Ao mesmo tempo, no resto da Europa a realidade não é muito mais animadora. No Reino Unido, o Reform de Nigel Farage lidera as sondagens. Em França, depois do afastamento de Le Pen, Bardella, a dois anos das eleições presidenciais, é o favorito para se tornar o próximo Presidente francês. Na Alemanha, ainda antes da tomada de posse de Merz como novo Chanceler, a AFD, recentemente classificada pelas autoridades alemãs como “extremista de direita”, lidera as sondagens. E estes cenários repetem-se noutros países.
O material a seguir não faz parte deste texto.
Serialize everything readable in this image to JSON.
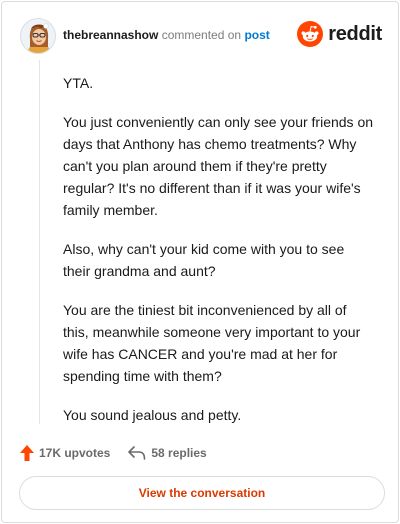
{
  "comment": {
    "username": "thebreannashow",
    "action_text": "commented on",
    "post_link_text": "post",
    "paragraphs": [
      "YTA.",
      "You just conveniently can only see your friends on days that Anthony has chemo treatments? Why can't you plan around them if they're pretty regular? It's no different than if it was your wife's family member.",
      "Also, why can't your kid come with you to see their grandma and aunt?",
      "You are the tiniest bit inconvenienced by all of this, meanwhile someone very important to your wife has CANCER and you're mad at her for spending time with them?",
      "You sound jealous and petty."
    ]
  },
  "brand": {
    "name": "reddit",
    "color": "#ff4500",
    "icon": "reddit-logo-icon"
  },
  "footer": {
    "upvotes": "17K upvotes",
    "replies": "58 replies",
    "upvote_icon": "upvote-arrow-icon",
    "reply_icon": "reply-arrow-icon",
    "upvote_color": "#ff4500"
  },
  "cta": {
    "label": "View the conversation",
    "color": "#d93a00"
  }
}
Na Chéquia, o ex-Primeiro-Ministro Babiš, agora membro do Patriots for Europe, lidera largamente as sondagens para as eleições de outubro. O mesmo se verifica na Áustria, onde a extrema-direita de Kickl depois de ter vencido as eleições sem conseguir formar governo teve um forte crescimento nas sondagens, liderando-as mais claramente.

Não quero com isto dizer que é assim em toda a Europa e não há casos de retrocesso deste crescimento. Há evoluções interessantes como os casos dos Países Baixos, da Polónia ou a possível derrota de Órban, daqui a menos de 1 ano. Há também estagnações como em Portugal ou Espanha.

Se, por um lado, Trump parece enfraquecer a direita que tem dificuldades em se afastar dele, por outro, na Europa o seu efeito parece nulo, senão até contrário. Para muitos, o fim da história estava aí ao virar da esquina, Fukuyama disse-nos que, com mais ou menos dificuldade e demora, as democracias iam imperar. No entanto, o que vemos é o oposto. As nossas democracias ocidentais lutam pela sua sobrevivência, enquanto parecem caminhar para regimes bafientos que advogam a ‘real democracia’.

Talvez seja esta a principal diferença entre estes movimentos e os de há 100 anos. Nesses tempos, ser não democrata era motivo de regozijo, e os líderes de então eram nesse aspeto bastante claros. Hoje, lutam por uma nova democracia, nas palavras de Órban uma ‘democracia iliberal’, seja lá o que isso for. Regimes híbridos: por vezes, democracias meramente eleitorais, noutras, mera ilusão parlamentar.

Em última análise, Trump é mais do que uma figura política americana — é um catalisador simbólico cujos efeitos transbordam fronteiras, embora de formas contraditórias. Se fora da Europa parece favorecer movimentos de centro-esquerda ao servir como espantalho da direita tradicional, no continente europeu atua como inspiração ou modelo retórico para forças nacional-populistas.

Neste contexto, o caminho é sinuoso e imprevisível. Apesar disto, a Polónia mostra que é possível o regresso a um regime mais saudável ou moderado, mas não sabemos por quanto tempo as democracias aguentam. Os desafios são inúmeros, mas em democracia a disputa deve ser travada em liberdade e com os seus instrumentos – ilegalizações e afastamentos, como no caso romeno, podem agudizar o problema, contribuindo negativamente para a defesa da democracia liberal como a conhecemos.